Bodies, Breakfast and the Marriage Bed
From Gospel Translations
By John Piper
About Worship
Part of the series Taste & See
Meditation on Daily Worship
“Worship” is the term we use to cover all the acts of the heart and mind and body that intentionally express the infinite worth of God. This is what we were created for, as God says in Isaiah 43:7, “Everyone who is called by my name, and whom I have created for my glory…” That means that we were all created for the purpose of expressing the infinite worth of God’s glory. We were created to worship.
But don’t think worship services when you think worship. That is a huge limitation which is not in the Bible. All of life is supposed to be worship, as we saw in Romans 12:1. All of life is lived in the body. And the body is to be presented to God as our “spiritual service of worship.” This is utterly sweeping. Consider a few implications.
Take breakfast, for example, or Pizza Hut, or midmorning snacks. 1 Corinthians 10:31 says, “Whether you eat or drink or whatever you do, do all to the glory of God.” Now eating and drinking are about as basic as you get. What could be more real and human? We eat and drink every day. We do it at home, at work, in the car, anywhere there is a water fountain. Paul says this all has to do with God. We are to eat and drink in a way that expresses the infinite worth of God. That is quite a challenge, since most eating tends to express the worth of food. How shall we eat so as to worship in our eating?
Or take sex, for example. Paul says the alternative to fornication is worship. “Flee fornication. Every other sin that a man commits is outside the body, but the immoral man sins against his own body. Or do you not know that your body is a temple of the Holy Spirit who is in you, whom you have from God, and that you are not your own? For you have been bought with a price: therefore glorify God in your body” (1 Corinthians 6:18-20).
Don’t fornicate with your body; worship with your body. He even says that the body is a temple, that is, a place of worship. The body is a place for meeting God, not prostitutes. This doesn’t mean sex is bad. It means that sex is precious. Too precious to be treated cheaply. God means for us to put it in a very secure and sacred place—marriage. There it becomes the expression of the love between Christ and the church. It shows the glory of the intensity of God’s love for his people. It becomes worship. “Glorify God in your body.”
And not doing sex outside marriage also shows the preciousness of what it stands for. So chastity is worship. Continence magnifies Christ above sexuality. And loving sexuality in marriage magnifies Christ as the great lover of his Bride, the church (Ephesians 5:25-30).
Or take death for a final example. This we will do in our body. In fact, it will be the last act of the body on this earth. The body bids farewell. How shall we worship in that last act of the body? We know we can, because Jesus told Peter how he would die and John said, “Now this he said, signifying by what kind of death he would glorify God.” The last deed of the body is to bid farewell to the soul. And our great desire should be that the body bid farewell in a way that expresses the infinite worth of God. The last act should be worship.
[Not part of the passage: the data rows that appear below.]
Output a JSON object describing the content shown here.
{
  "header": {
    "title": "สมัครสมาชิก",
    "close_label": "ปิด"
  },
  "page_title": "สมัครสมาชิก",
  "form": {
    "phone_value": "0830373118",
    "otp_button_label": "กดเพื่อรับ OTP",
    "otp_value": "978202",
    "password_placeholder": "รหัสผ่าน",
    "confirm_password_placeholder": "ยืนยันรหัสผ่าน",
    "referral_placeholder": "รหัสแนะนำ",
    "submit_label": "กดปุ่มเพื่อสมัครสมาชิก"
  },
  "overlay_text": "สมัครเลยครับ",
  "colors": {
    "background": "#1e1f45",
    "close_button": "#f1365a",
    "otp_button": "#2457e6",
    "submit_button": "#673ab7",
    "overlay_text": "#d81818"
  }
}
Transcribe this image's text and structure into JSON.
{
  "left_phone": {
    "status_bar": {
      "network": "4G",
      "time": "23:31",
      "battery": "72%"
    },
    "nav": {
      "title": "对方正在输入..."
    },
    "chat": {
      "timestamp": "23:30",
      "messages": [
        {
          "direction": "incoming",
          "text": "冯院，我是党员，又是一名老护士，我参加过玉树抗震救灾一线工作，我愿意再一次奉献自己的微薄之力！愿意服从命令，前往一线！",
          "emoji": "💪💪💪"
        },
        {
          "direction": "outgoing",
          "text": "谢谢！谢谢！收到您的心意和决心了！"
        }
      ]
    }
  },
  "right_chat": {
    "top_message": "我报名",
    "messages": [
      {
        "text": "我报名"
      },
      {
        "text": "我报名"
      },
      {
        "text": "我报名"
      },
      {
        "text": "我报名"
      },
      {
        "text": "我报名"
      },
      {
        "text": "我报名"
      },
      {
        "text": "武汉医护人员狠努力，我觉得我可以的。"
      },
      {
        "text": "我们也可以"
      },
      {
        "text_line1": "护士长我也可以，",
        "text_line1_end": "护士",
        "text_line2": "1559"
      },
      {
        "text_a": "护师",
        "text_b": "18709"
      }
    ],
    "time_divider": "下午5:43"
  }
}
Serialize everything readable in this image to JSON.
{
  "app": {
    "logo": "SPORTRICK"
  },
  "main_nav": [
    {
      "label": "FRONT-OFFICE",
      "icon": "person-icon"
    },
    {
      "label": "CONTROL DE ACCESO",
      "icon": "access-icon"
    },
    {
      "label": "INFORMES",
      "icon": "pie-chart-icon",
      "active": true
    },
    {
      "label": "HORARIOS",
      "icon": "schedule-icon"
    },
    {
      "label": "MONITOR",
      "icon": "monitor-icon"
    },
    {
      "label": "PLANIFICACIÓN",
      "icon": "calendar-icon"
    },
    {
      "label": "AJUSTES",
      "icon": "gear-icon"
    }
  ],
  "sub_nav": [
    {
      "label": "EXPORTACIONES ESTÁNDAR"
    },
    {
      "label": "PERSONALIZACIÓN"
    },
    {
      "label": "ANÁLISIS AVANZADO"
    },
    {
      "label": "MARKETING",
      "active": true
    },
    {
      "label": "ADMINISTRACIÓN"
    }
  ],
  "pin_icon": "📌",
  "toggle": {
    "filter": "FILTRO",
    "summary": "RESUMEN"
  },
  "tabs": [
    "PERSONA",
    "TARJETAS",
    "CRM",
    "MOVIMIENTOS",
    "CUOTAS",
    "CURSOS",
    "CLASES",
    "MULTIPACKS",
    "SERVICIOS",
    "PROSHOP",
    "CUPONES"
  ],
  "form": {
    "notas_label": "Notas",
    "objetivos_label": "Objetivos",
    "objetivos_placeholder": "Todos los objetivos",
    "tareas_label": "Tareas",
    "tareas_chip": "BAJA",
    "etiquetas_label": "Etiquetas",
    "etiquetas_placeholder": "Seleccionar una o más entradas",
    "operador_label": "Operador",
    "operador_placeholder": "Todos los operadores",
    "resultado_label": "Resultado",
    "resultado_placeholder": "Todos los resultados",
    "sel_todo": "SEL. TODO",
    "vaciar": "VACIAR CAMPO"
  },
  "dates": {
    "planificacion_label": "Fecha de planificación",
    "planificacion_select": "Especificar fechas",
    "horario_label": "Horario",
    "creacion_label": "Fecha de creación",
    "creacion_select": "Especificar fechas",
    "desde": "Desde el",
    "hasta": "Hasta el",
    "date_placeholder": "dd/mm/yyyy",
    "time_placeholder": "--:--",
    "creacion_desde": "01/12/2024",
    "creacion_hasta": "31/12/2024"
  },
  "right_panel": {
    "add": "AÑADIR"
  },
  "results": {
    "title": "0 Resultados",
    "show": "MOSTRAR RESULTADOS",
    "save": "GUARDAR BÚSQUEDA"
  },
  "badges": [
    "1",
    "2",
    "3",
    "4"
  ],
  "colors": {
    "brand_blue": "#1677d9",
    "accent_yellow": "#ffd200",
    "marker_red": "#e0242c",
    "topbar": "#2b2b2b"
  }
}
How? We saw the answer in Philippians 1:20-21. Paul said that his hope was that Christ would be exalted in his body by death. Then he added, “For to me to die is gain.” We express the infinite worth of Christ in dying by counting death as gain. Why gain? Because, verse 23 says, death means going to be “with Christ” which is “very much better.”
You have a body. But it is not yours. “You have been bought with a price: therefore glorify God in your body.” You are always in a temple. Always worship.